Her proposal, she said, would push out the implementation of the new school finance formula from six to seven years, with 10% of the funding in the 2025-26 years, down from 18% as originally contained in the new formula. That would reduce the strain on the general fund and the state education fund, McCluskie said.

At 10%, her proposal would put more new funding into school districts beginning July 1.

The proposal addresses the enrollment count issue but phases it in over several years.
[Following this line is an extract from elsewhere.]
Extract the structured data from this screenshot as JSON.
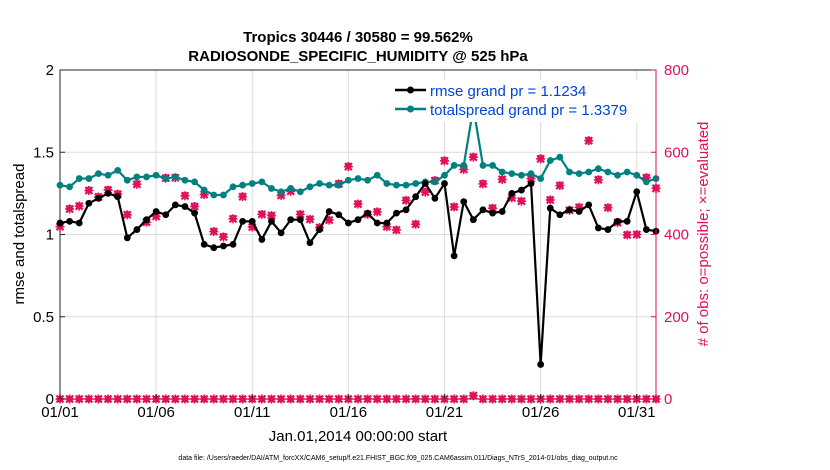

The four-year average would stay in place in 2025-26 and go to three years in 2026-27, and then two years beginning in 2027-28 and thereafter.

By slowly implementing changes to multi-year enrollment averaging, this gives the legislature time to come up with other ideas to address declining enrollment.

Perhaps most importantly, the McCluskie proposal seeks to hold all school districts harmless — at 2024-25 funding levels — for 2025-26. 

A plan to ‘future-proof Colorado’ 

In his statement, Polis said he is working with McCluskie and the school districts “to identify a path forward that addresses concerns of districts while also moving away from the fundamental inequity and inaccuracy of Colorado’s current averaging formula.”

“If this plan is not adopted, Colorado risks the ability to sustainably fund schools and ensure funding is directed to our state’s students,” he said. 

The governor wants to “future-proof Colorado and a failure to adopt some form of reducing or eliminating funding for students who moved away years ago would lead to major cuts in education funding for where students attend school,” the statement said.

Regardless of which proposal, if any, gets the buy-in from the Joint Budget Committee and legislature, Vick of the teachers union said Wednesday, “We need to find a better way.”

The teachers’ union is part of a coalition that’s doing analysis and polling for a potential ballot measure in 2026. Vick didn’t share just how that would work.

“We don’t want to repeat the failures of the past at the ballot box,” Vick said, “and instead hope to develop a policy that will be popular with voters.”